Households across the country face a cost-of-living crisis, driven by soaring energy bills (while the price-gouging energy companies make record profits), transportation costs (while the railway companies receive government subsidies of around £5bn/$5.75bn per year, an increase of over 200% since privatisation in 1997), and surging water rates (while the unregulated water companies pump sewage into rivers, lakes and the sea even as their CEOs reward themselves with mega-bonuses— these bonuses rose by 20% in 2021, despite most firms not meeting sewage pollution targets).
The understaffed and under-resourced NHS is really struggling, with waiting times for surgeries and doctors appointments at a record level since the service was started in 1948. The total number of people in England waiting for hospital treatment rose to a record high of 6.8 million at the end of July – almost 1 in 8 of England’s population.
Wealth inequality has also been growing. Between 2012 and 2021, the average income of the richest 20% of the population increased by more than 9%. However, the average income of the poorest 20% of the population stayed the same over those 9 years.
The Tory leadership contest, from which Liz Truss emerged winner and became prime minister, displayed no interest whatsoever in this critical situation.
Instead the candidates, having to appeal to the Tory party’s benighted membership to win the contest, focused primarily on the culture wars and “anti-woke” issues, while the economic crisis was seen only through the cracked lens of Thatcherite nostrums— a low-tax and “anti-handout” small state predicated on the creation of an “aspiration nation” (whatever the latter bullshit notion is).
Despite the advantage of reserves of North Sea oil, now all but gone, and a raft of valuable publicly owned enterprises to sell-off to the private sector, Thatcher failed in her attempt to make this small state a reality.
Many Tories persist in the illusion that this Thatcherite state can however still be created.
Also never mentioned during the Tory leadership contest was the continuing Covid pandemic. Twice as many people died from Covid in the summer of 2022 as did in the summer of 2021.
The Tory party and the Brits who have kept them in power for 12 years have long been detached from reality.

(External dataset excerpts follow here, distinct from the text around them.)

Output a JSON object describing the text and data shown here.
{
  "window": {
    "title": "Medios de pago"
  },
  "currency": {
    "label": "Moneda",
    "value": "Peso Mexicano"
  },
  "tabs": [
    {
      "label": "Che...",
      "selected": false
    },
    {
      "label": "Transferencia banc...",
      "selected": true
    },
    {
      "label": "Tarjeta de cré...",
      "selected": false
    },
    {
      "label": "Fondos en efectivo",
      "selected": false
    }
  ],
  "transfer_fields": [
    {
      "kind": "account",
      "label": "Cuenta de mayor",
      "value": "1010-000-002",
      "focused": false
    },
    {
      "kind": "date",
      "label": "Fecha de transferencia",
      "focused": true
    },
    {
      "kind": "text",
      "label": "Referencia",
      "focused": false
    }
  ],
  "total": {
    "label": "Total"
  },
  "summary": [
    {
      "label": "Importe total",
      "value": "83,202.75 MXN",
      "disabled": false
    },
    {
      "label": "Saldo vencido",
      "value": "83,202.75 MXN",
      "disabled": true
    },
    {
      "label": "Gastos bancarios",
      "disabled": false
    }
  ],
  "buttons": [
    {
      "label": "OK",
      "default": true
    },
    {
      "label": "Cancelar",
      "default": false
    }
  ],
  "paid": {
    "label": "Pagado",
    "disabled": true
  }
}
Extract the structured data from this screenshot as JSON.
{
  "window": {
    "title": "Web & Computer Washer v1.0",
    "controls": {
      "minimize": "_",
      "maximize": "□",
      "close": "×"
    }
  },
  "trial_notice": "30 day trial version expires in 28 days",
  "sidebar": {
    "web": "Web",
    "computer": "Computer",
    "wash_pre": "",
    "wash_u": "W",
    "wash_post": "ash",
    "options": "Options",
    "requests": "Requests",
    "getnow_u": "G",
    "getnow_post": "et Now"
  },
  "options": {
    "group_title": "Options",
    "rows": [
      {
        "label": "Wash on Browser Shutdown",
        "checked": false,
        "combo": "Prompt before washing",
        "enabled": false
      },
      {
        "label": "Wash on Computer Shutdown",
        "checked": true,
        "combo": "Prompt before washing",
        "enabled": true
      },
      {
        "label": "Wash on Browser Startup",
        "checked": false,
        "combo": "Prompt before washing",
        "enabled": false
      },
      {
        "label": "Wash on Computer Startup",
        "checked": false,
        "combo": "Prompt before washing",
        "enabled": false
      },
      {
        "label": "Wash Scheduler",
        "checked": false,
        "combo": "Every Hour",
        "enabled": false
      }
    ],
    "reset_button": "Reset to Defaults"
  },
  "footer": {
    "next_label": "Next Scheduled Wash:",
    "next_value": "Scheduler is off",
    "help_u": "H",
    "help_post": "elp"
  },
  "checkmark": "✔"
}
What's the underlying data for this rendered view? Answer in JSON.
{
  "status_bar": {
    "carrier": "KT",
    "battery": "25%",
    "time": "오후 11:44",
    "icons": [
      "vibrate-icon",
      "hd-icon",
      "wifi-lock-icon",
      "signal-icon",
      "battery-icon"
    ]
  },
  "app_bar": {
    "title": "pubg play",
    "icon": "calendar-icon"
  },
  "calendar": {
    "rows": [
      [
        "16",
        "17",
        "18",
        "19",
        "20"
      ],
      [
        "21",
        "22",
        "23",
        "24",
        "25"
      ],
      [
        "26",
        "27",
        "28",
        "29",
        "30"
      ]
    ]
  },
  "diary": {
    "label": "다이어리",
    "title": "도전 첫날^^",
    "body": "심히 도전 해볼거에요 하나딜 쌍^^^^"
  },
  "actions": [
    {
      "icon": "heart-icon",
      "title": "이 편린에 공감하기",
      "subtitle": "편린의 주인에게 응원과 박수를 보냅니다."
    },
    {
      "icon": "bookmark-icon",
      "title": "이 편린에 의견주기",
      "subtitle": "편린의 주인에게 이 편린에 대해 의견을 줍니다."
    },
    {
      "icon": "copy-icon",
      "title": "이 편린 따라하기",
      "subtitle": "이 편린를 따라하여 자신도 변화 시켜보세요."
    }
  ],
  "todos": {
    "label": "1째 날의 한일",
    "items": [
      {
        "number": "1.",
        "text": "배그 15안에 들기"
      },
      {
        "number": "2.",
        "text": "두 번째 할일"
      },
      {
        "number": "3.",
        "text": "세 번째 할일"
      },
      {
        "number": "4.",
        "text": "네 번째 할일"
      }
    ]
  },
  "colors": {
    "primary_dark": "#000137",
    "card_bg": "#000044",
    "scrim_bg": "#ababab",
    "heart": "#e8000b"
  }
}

Tom Nairn, the brilliant theorist of the British state and creator of the title “Ukania”, has argued for decades (see for instance his classic 1977 The Break-Up of Britain and the 1989 The Enchanted Glass: Britain and its Monarchy) that the “Royal passion-play” (Nairn’s phrase from the latter) has provided a “personalized and totemic symbolism” (again, Nairn’s phrase from the latter) to underpin the creation of an identity enabling the functional unification of its diverse and incompatible components (Scotland, Wales, the north of Ireland, the hegemonic England).
This functional unification has needed constant reinventing and overhauling, and the monarchy has been integral to this process.
It is hoped that the passing Ukania’s longest reigning monarch may lead to the dismantling of this “personalized and totemic symbolism” and the bankrupt politics it subtended.
Only then will the prospect of a new, and hopefully better, politics appear on Ukania’s so far clouded horizon.